Plane speaking: Cargo and passenger movements were both on the increase throughout 2014


As Sarawak is separated from Peninsular Malaysia by the South China Sea and from the rest of Borneo due to limited road connectivity, air travel is the primary means of transport for most of those travelling to and from the state. By far the busiest airport serving Sarawak is Kuching International Airport (KIA), its only international airport. This transit hub is supported by seven smaller domestic airports: Sibu, Mukah, Bintulu, Mulu, Marudi, Miri and Limbang.

All eight major international and domestic airports are managed by Malaysia Airports Holdings, which also runs the primary airports across the rest of the country, including Kuala Lumpur International Airport. Another 10 airstrips serve more remote locations in Sarawak, most of them deep in the interior where limited road access and rugged terrain prevent rapid and efficient ground travel.

DESTINATION SARAWAK: Sarawak’s air sector experienced moderate growth up to 2010 before a wave of infrastructure and industrial investment. Between 2010 and 2013, air traffic (excluding transit passengers) to and from the state ballooned by 33% from 7.1m to 9.42m, compared to a 9% increase from 6.21m to 6.76m passengers from 2006 to 2009, according to Ministry of Transportation statistics.

After annual traffic increased by 14% in 2013 this pace continued into 2014, with a total of 7.07m passengers travelling to and from Sarawak through the first three quarters of the year.

Due to KIA’s limited international offerings, the vast majority of Sarawak’s passengers continue to be travelling on domestic routes, and accounted for 8.95m of the 9.42m travellers in 2013.

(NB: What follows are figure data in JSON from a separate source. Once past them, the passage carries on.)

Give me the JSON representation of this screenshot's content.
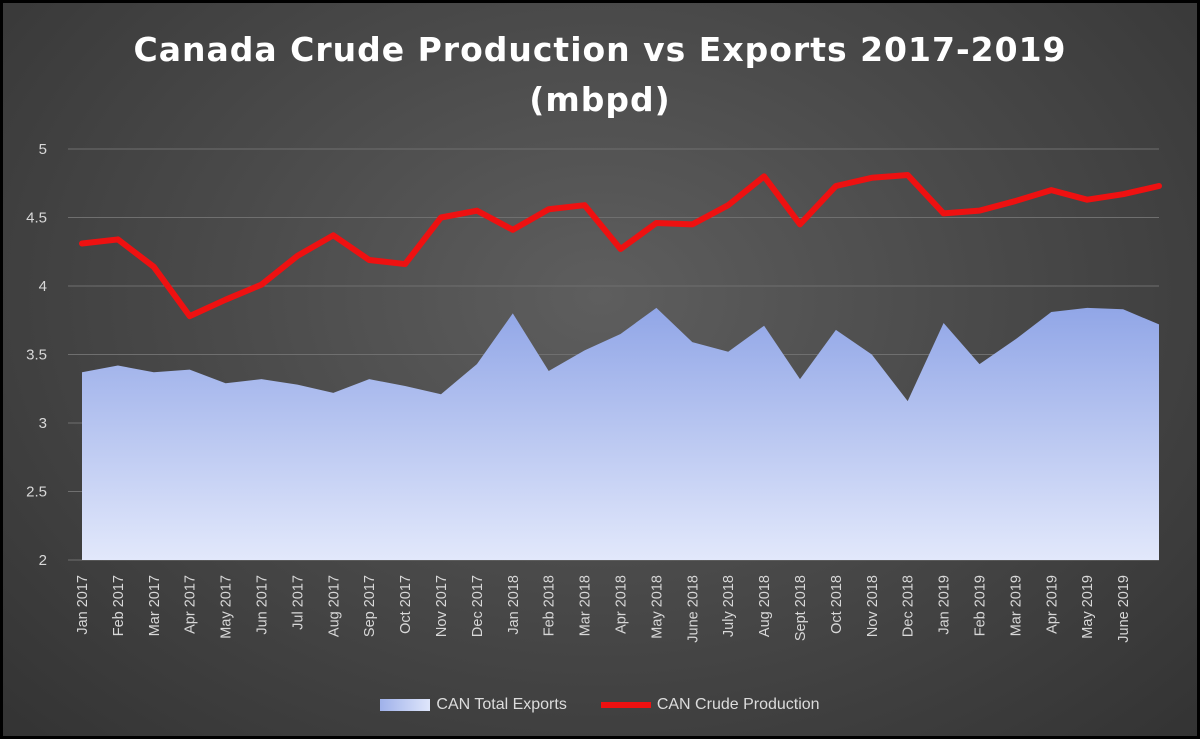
{
  "chart_data": {
    "type": "area",
    "title": "Canada Crude Production vs Exports 2017-2019",
    "subtitle": "(mbpd)",
    "categories": [
      "Jan 2017",
      "Feb 2017",
      "Mar 2017",
      "Apr 2017",
      "May 2017",
      "Jun 2017",
      "Jul 2017",
      "Aug 2017",
      "Sep 2017",
      "Oct 2017",
      "Nov 2017",
      "Dec 2017",
      "Jan 2018",
      "Feb 2018",
      "Mar 2018",
      "Apr 2018",
      "May 2018",
      "June 2018",
      "July 2018",
      "Aug 2018",
      "Sept 2018",
      "Oct 2018",
      "Nov 2018",
      "Dec 2018",
      "Jan 2019",
      "Feb 2019",
      "Mar 2019",
      "Apr 2019",
      "May 2019",
      "June 2019",
      ""
    ],
    "series": [
      {
        "name": "CAN Total Exports",
        "type": "area",
        "color": "#9fb1ea",
        "values": [
          3.37,
          3.42,
          3.37,
          3.39,
          3.29,
          3.32,
          3.28,
          3.22,
          3.32,
          3.27,
          3.21,
          3.43,
          3.8,
          3.38,
          3.53,
          3.65,
          3.84,
          3.59,
          3.52,
          3.71,
          3.32,
          3.68,
          3.5,
          3.16,
          3.73,
          3.43,
          3.61,
          3.81,
          3.84,
          3.83,
          3.72
        ]
      },
      {
        "name": "CAN Crude Production",
        "type": "line",
        "color": "#ee1111",
        "values": [
          4.31,
          4.34,
          4.14,
          3.78,
          3.9,
          4.01,
          4.22,
          4.37,
          4.19,
          4.16,
          4.5,
          4.55,
          4.41,
          4.56,
          4.59,
          4.27,
          4.46,
          4.45,
          4.59,
          4.8,
          4.45,
          4.73,
          4.79,
          4.81,
          4.53,
          4.55,
          4.62,
          4.7,
          4.63,
          4.67,
          4.73
        ]
      }
    ],
    "ylim": [
      2,
      5
    ],
    "yticks": [
      "5",
      "4.5",
      "4",
      "3.5",
      "3",
      "2.5",
      "2"
    ],
    "grid": true,
    "legend": "bottom"
  }
}
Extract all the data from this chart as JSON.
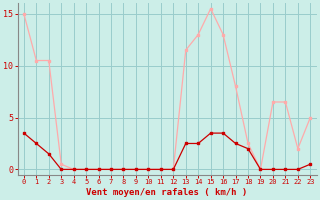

In contrast to the growth in passenger numbers, air cargo levels have remained volatile as much of the new industrial development is taking place in coastal areas, which can easily and less-expensively accommodate large quantities of seagoing freight. From 2004 to 2013, air cargo traffic exceeded the 37,000-tonne level four times (2005, 2010, 2011 and 2013) but has yet to display consistent year-onyear (y-o-y) growth after peaking at 37,850 tonnes in 2010. Through the first three quarters of 2014 air cargo traffic totalled 29,390 tonnes.

CROWN JEWEL: The linchpin of Sarawak’s air transport network is KIA, which accommodates passengers and cargo entering the state while acting as a feeder for its smaller regional airports. Six airlines service KIA: AirAsia (with local flights plus a flight to Singapore); XpressAir (a flight to Pontianak, Indonesia), MAS (local flights plus flights to Hong Kong and Singapore), MASW ings, Malindo Air and SilkAir (to Singapore). The vast majority of flights travel to and from Kuala Lumpur, with 161 such flights scheduled weekly as of 2014, along with limited international routes, including 17 weekly to Singapore, seven to Hong Kong and nine to Pontianak.

In 2013 KIA recorded 4.87m passengers (a 16% increase on 2012), and 56,085 aircraft movements (a 20% rise on 2012), according to the Department of Statistics Malaysia. Passengers for 2014 were recorded at 2.42m in the first six months of the year, a further 6% y-o-y increase for that time period. With an annual capacity of 5.3m, KIA is nearing the upper threshold of its current capabilities, and will require further expansion in the immediate future. This is being addressed with the construction of a 3700-sq-metre expansion to the main terminal building, which is projected to accommodate an additional 300,000 passengers annually.

Kuching’s primary air transport hub also hosts five cargo airlines: DHL Aviation, Gading Sari Aviation Services, MAS kargo, Neptune Air and Transmile Air Services. Cargo passing through KIA shot up to 21,993 tonnes in 2013, a 39% rise on 2012, as investment in Sarawak rose. This trend continued in 2014, with cargo movement on course to exceed 2013 as of the end of the third quarter. The quantity of cargo shipped rose in each successive quarter, to 5.42m tonnes, 6.62m tonnes and 7.43m tonnes, respectively.